Some of the hypertension trends among countries include:
*Highest hypertension levels are found in Baltic, East African, and West African countries.
*Among high income countries, the lowest rates for men and women were found in South Korea, Cambodia, Australia, Canada and the United States. The highest blood pressure rates were found in Portugal, Finland and Norway.
*Men had higher blood pressure than women in most world regions.

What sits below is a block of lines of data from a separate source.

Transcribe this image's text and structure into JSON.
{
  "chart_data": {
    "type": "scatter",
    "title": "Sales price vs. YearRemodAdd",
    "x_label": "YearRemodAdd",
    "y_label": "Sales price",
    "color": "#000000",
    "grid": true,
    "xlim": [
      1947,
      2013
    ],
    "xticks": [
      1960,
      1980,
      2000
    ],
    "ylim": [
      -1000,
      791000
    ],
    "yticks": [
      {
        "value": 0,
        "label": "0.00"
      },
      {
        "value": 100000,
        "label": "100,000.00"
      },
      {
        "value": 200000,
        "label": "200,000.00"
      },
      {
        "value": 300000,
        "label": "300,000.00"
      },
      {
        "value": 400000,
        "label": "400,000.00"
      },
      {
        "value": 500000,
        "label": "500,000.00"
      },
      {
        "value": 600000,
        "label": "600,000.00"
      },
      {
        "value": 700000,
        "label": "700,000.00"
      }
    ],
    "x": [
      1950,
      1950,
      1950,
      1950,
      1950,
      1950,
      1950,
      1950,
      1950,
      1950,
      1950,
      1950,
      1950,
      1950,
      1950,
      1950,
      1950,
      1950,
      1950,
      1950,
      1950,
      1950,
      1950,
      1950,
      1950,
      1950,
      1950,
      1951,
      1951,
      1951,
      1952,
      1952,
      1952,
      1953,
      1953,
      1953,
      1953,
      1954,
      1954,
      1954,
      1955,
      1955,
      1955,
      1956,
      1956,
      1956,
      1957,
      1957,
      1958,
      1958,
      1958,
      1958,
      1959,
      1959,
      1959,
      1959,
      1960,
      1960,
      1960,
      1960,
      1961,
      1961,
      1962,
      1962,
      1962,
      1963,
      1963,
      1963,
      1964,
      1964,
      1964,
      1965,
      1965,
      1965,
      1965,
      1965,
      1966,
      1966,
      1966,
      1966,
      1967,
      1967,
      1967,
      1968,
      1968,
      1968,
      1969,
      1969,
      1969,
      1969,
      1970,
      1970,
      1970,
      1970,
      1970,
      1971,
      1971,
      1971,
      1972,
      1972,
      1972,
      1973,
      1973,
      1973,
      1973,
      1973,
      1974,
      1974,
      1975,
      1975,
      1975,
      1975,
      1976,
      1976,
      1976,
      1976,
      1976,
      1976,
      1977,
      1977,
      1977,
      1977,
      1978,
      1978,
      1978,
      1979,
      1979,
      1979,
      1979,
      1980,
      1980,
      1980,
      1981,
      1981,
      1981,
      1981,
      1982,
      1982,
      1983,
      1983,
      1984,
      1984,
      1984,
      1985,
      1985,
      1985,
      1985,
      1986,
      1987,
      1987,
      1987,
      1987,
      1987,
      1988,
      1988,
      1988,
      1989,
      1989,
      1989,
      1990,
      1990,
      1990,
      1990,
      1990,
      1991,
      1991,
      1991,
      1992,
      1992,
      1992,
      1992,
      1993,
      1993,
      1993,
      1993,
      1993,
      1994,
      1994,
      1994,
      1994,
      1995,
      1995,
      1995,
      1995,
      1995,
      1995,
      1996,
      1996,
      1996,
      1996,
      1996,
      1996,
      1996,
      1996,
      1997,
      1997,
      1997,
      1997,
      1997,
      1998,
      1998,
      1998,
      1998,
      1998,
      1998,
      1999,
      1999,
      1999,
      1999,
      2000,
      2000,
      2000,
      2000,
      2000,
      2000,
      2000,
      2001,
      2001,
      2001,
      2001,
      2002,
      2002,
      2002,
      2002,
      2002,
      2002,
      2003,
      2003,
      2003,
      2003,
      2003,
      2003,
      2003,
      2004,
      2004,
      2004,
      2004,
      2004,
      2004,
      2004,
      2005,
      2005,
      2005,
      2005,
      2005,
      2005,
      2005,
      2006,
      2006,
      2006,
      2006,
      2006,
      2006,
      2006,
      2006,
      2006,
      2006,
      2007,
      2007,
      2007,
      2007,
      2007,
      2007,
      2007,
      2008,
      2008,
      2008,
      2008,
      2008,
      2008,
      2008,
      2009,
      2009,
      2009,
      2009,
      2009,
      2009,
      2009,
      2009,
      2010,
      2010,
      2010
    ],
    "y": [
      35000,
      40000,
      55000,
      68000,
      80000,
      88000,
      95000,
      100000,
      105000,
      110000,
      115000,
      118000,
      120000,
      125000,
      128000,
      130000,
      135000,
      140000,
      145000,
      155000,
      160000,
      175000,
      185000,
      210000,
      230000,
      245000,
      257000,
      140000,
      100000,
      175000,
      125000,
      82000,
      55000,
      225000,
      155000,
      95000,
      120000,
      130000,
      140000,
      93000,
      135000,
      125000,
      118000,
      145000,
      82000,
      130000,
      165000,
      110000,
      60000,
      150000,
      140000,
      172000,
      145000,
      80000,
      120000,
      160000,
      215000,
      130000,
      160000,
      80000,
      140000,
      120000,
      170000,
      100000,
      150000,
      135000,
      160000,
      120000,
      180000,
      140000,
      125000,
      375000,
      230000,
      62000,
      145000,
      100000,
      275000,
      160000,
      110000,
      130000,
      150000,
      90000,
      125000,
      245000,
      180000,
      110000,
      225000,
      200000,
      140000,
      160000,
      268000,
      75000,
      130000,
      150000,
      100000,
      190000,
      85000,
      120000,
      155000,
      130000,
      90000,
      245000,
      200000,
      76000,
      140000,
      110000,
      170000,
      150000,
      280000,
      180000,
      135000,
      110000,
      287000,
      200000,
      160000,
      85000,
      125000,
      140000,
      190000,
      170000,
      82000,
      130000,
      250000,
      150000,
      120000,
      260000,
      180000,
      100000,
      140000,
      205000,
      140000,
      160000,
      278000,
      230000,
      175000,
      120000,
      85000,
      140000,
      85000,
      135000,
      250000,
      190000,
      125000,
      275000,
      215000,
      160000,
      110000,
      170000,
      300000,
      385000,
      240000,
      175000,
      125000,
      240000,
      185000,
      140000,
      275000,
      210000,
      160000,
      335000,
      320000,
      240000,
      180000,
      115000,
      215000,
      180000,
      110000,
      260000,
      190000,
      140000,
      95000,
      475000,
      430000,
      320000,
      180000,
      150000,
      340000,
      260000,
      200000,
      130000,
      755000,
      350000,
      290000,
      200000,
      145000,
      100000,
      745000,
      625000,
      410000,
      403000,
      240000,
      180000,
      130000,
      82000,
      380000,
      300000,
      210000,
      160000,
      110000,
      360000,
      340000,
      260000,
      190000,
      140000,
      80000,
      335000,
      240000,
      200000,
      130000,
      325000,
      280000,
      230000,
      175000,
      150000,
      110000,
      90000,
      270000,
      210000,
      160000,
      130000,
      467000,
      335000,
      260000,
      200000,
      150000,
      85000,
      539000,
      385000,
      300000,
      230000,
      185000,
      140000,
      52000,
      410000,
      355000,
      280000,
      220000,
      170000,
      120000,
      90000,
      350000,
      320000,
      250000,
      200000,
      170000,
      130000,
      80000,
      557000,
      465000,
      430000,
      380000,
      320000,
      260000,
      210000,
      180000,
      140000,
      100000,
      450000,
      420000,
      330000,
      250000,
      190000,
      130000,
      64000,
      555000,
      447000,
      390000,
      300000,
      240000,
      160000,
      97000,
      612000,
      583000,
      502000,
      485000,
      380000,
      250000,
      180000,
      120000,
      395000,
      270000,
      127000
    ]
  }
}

While the average global cholesterol levels held steady between 1980 and 2008, a closer examination shows that cholesterol decreased in Australasia, North America and Europe, while levels increased in east and southeast Asia and Pacific regions. Japan, China and Singapore all showed low cholesterol levels in 1980 that rose by 2008. The researchers attribute those rises in cholesterol to dietary changes that include more animal products and fats.
Other cholesterol findings include:
*Western European countries like Greenland, Iceland, Andorra, and Germany have the highest cholesterol levels in the world, while African countries have the lowest cholesterol levels
*Greece has the lowest cholesterol for men and women among Western high-income countries. The United States, Canada and Sweden also had low cholesterol.
Explaining how the research may help to fight heart disease globally, Ezzati said, “The findings are an opportunity to implement policies that lead to healthier diets, especially lower salt intake, at all levels of economic development, as well as looking at how we improve detection and control through the primary health care system. Policies and targets for cardiovascular risk factors should get special attention at the High-level Meeting of the United Nations General Assembly on Non-Communicable Diseases in September 2011.”
The papers were written by Ezzati, Dr. Goodarz Danaei of the Harvard School of Public Health, and colleagues, using data from published and unpublished health exam surveys and epidemiological studies. They are part of the Global Burden of Diseases, Injuries and Risk Factors Study, which is funded by the Bill & Melinda Gates Foundation and the World Health Organization.